Ziel der Arbeiten sei es, die Orgel technisch und klanglich möglichst originalgetreu wiederherzustellen. „Der Klang ist eher etwas dunkler, melodiebetont, rund und kraftvoll, aber ohne die steilen und glänzenden Klänge einer Barockorgel“, sagte Organist Cornelius Schneider-Pungs. Eine Meyer-Orgel eigne sich für romantische Orgelliteratur wie von Mendelssohn.
80.000 Euro Finanzierungslücke
Seit 2025 werde die Orgel in der Werkstatt des Orgelbauers Jörg Bente bei Hannover restauriert. Dabei würden originale Bauteile und Pfeifen sorgfältig aufgearbeitet und, soweit möglich, wiederverwendet. Die ursprünglich veranschlagten Kosten von rund 420.000 Euro hätten sich im Zuge der Arbeiten auf etwa 500.000 Euro erhöht, hieß es. Daraus ergebe sich derzeit eine Finanzierungslücke von rund 75.000 bis 80.000 Euro. „Dass es jetzt teurer wird, ist schmerzlich, aber es wäre schade, wenn wir jetzt nicht alles erledigen könnten“, sagte Organist Schneider-Pungs.

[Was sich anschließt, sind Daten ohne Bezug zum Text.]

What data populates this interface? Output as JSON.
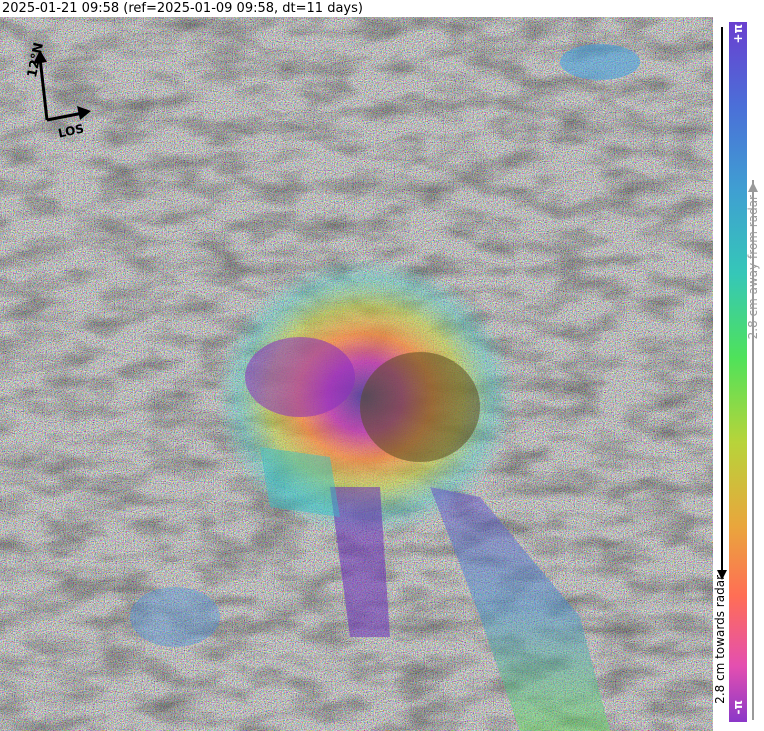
{
  "header": {
    "title": "2025-01-21 09:58 (ref=2025-01-09 09:58, dt=11 days)"
  },
  "colorbar": {
    "top_label": "+π",
    "bottom_label": "-π",
    "away_text": "2.8 cm away from radar",
    "towards_text": "2.8 cm towards radar"
  },
  "compass": {
    "north_label": "12°N",
    "los_label": "LOS"
  }
}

Die Kirchengemeinde Siebeneichen ruft derzeit auch in einem Brief an die Gemeindemitglieder zu Spenden auf. Ziel sei es, die Restaurierung rechtzeitig abzuschließen, sodass die Orgel voraussichtlich zu Pfingsten 2027 - rund 180 Jahre nach ihrer Erbauung - wieder in der St. Johannis-Kirche erklingen könne. Die Finanzierung des Projekts wird maßgeblich durch den evangelischen Kirchenkreis Lübeck-Lauenburg, den Bund und das Land Schleswig-Holstein getragen.